2 Ils peuvent exiger une avance à concurrence de la totalité des frais judiciaires présumés:
a. pour les procédures visées à l’art. 6, al. 4, let. c, et à l’art. 8;
b. pour la procédure de conciliation;
c. pour la procédure sommaire, à l’exception des mesures provisionnelles visées à l’art. 248, let. d, et des litiges relevant du droit de la famille visés aux art. 271, 276, 302 et 305;
d. pour la procédure de recours.
Art. 98 Avance de frais
Le tribunal peut exiger du demandeur une avance à concurrence de la totalité des frais judiciaires présumés.
Selon l’avant-projet, l’avance à charge de la partie demanderesse ne pouvait atteindre que la moitié des frais judiciaires présumés. La règle a été fortement critiquée en procédure de consultation, en raison notamment du risque auquel elle exposait les cantons. Le projet étend par conséquent l’obligation à la totalité des frais judiciaires présumés. La règle n’a toutefois qu’un caractère dispositif. Le tribunal peut s’en écarter pour des raisons d’équité. Lorsque, par exemple, la partie demanderesse dispose d’un revenu à peine supérieur au minimum vital mais ne remplit pas les conditions d’octroi de l’assistance judiciaire, le montant de l’avance devrait être réduit. A défaut, l’avance exigée serait prohibitive et porterait atteinte au droit d’accès à la justice. L’avance incombe au demandeur, le cas échéant au demandeur reconventionnel et au recourant.
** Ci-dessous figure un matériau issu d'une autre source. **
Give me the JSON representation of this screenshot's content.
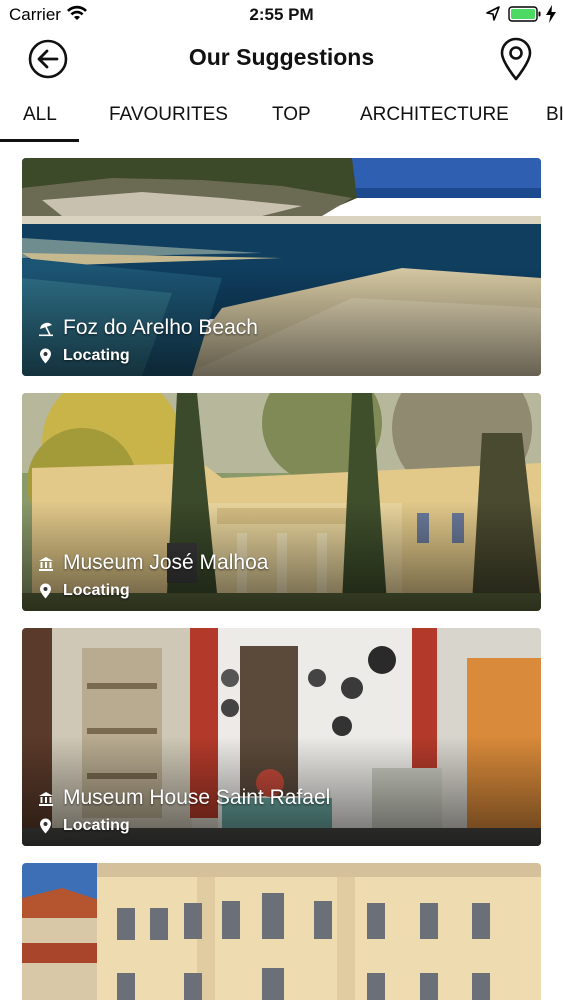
{
  "status_bar": {
    "carrier": "Carrier",
    "time": "2:55 PM",
    "wifi_icon": "wifi-icon",
    "location_icon": "location-arrow-icon",
    "battery_icon": "battery-icon",
    "charging_icon": "charging-bolt-icon",
    "battery_color": "#4cd964"
  },
  "header": {
    "title": "Our Suggestions",
    "back_icon": "back-arrow-icon",
    "map_icon": "map-pin-icon"
  },
  "tabs": [
    {
      "label": "ALL",
      "active": true
    },
    {
      "label": "FAVOURITES",
      "active": false
    },
    {
      "label": "TOP",
      "active": false
    },
    {
      "label": "ARCHITECTURE",
      "active": false
    },
    {
      "label": "BI",
      "active": false
    }
  ],
  "cards": [
    {
      "title": "Foz do Arelho Beach",
      "status": "Locating",
      "category_icon": "beach-umbrella-icon",
      "pin_icon": "location-pin-icon"
    },
    {
      "title": "Museum José Malhoa",
      "status": "Locating",
      "category_icon": "museum-icon",
      "pin_icon": "location-pin-icon"
    },
    {
      "title": "Museum House Saint Rafael",
      "status": "Locating",
      "category_icon": "museum-icon",
      "pin_icon": "location-pin-icon"
    },
    {
      "title": "",
      "status": "",
      "category_icon": "",
      "pin_icon": ""
    }
  ],
  "colors": {
    "accent": "#111111",
    "background": "#ffffff",
    "card_text": "#ffffff"
  }
}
Contrairement aux sûretés en garantie des dépens, elle doit toujours être effectuée en argent (voir art. 100).
p. 2616 s.: L’avant-projet prévoyait pour l’essentiel les adaptations suivantes:
– modifications en matière de frais: suppression des obstacles financiers grâce à la limitation de l’avance de frais à la moitié des frais judiciaires présumés (art. 98 AP-CPC) et à l’adaptation des dispositions concernant le règlement des frais (art. 111 AP-CPC);
[…].
p. 2618 s.: Les propositions en matière de frais ont été controversées sur le plan politique. Une majorité de cantons s’est prononcée contre les nouvelles règles de répartition proposées, invoquant avant tout la charge financière supplémentaire qu’elles impliqueraient et s’opposant également à la limitation de l’avance de frais à la moitié des frais judiciaires présumés. A l’inverse, une nette majorité de partis et d’organisations ainsi que 4 cantons se sont prononcés en faveur de ces modifications, demandant parfois même des mesures beaucoup plus importantes pour faciliter l’accès à la justice. Les participants à la consultation ont toutefois largement admis que les règles en vigueur en matière de frais posaient problème, certains cantons proposant d’autres solutions. Au vu de ces résultats, le Conseil fédéral maintient pour l’essentiel ses propositions. Les réserves formulées par les cantons doivent toutefois être prises en compte dans la conception concrète des nouvelles règles, notamment par le biais de différentes exceptions au principe de la limitation de l’avance de frais à la moitié des frais judiciaires présumés (voir le ch. 4.1.1 ainsi que le commentaire de l’art. 98 P-CPC). En revanche, les propositions des participants visant à réduire encore plus le montant de l’avance de frais et celui des frais judiciaires, à unifier ou à harmoniser ces derniers à l’échelle nationale et à faciliter encore l’accès à l’assistance judiciaire ne semblent pas aujourd’hui pouvoir réunir une majorité.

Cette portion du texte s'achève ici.